La tristesse du diable

Silencieux, les poings aux dents, le dos ployé,
enveloppé du noir manteau de ses deux ailes,
sur un pic hérissé de neiges éternelles,
une nuit, s’arrêta l’antique foudroyé.
La terre prolongeait en bas, immense et sombre,
les continents battus par la houle des mers ;
au-dessus flamboyait le ciel plein d’univers ;
mais lui ne regardait que l’abîme de l’ombre.
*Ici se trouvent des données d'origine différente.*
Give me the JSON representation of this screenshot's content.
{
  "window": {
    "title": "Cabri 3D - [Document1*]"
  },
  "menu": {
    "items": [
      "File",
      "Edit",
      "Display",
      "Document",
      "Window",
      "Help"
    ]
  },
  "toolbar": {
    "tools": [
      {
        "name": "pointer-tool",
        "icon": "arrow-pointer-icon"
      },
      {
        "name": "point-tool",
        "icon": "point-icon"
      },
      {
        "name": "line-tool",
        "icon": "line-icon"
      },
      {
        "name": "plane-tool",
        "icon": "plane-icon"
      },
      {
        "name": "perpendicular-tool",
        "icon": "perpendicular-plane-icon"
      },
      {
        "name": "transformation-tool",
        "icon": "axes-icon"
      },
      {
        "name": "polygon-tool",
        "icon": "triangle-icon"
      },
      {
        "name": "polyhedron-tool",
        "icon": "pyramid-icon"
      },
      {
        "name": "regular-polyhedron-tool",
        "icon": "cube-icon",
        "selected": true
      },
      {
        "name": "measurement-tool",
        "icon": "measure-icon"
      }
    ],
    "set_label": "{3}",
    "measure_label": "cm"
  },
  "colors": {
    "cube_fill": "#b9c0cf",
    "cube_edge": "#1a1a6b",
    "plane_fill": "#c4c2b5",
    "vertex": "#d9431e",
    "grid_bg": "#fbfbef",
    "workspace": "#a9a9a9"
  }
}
Il était là, dardant ses yeux ensanglantés
dans ce gouffre où la vie amasse ses tempêtes,
où le fourmillement des hommes et des bêtes
pullule sous le vol des siècles irrités.
Il entendait monter les hosannas serviles,
le cri des égorgeurs, les te deum des rois,
l’appel désespéré des nations en croix
et des justes râlant sur le fumier des villes.
Ce lugubre concert du mal universel,
aussi vieux que le monde et que la race humaine,
plus fort, plus acharné, plus ardent que sa haine,
tourbillonnait autour du sinistre immortel.
Il remonta d’un bond vers les temps insondables
où sa gloire allumait le céleste matin,
et, devant la stupide horreur de son destin,
un grand frisson courut dans ses reins formidables.
Et se tordant les bras, et crispant ses orteils,
lui, le premier rêveur, la plus vieille victime,
il cria par delà l’immensité sublime
où déferle en brûlant l’écume des soleils :
- les monotones jours, comme une horrible pluie,
s’amassent, sans l’emplir, dans mon éternité ;
force, orgueil, désespoir, tout n’est que vanité ;
et la fureur me pèse, et le combat m’ennuie.
Presque autant que l’amour la haine m’a menti :
j’ai bu toute la mer des larmes infécondes.
Tombez, écrasez-moi, foudres, monceaux des mondes !
Dans le sommeil sacré que je sois englouti !
Et les lâches heureux, et les races damnées,
par l’espace éclatant qui n’a ni fond ni bord,
entendront une voix disant : Satan est mort !
Et ce sera ta fin, œuvre des six journées !

Leconte de Lisle, Poèmes barbares, 1872
Ce document est extrait de la base de données textuelles Frantext réalisée par l’Institut national de la langue française (INaLF)/CNRS, Gallica bibliothèque numérique de la Bibliothèque nationale de France.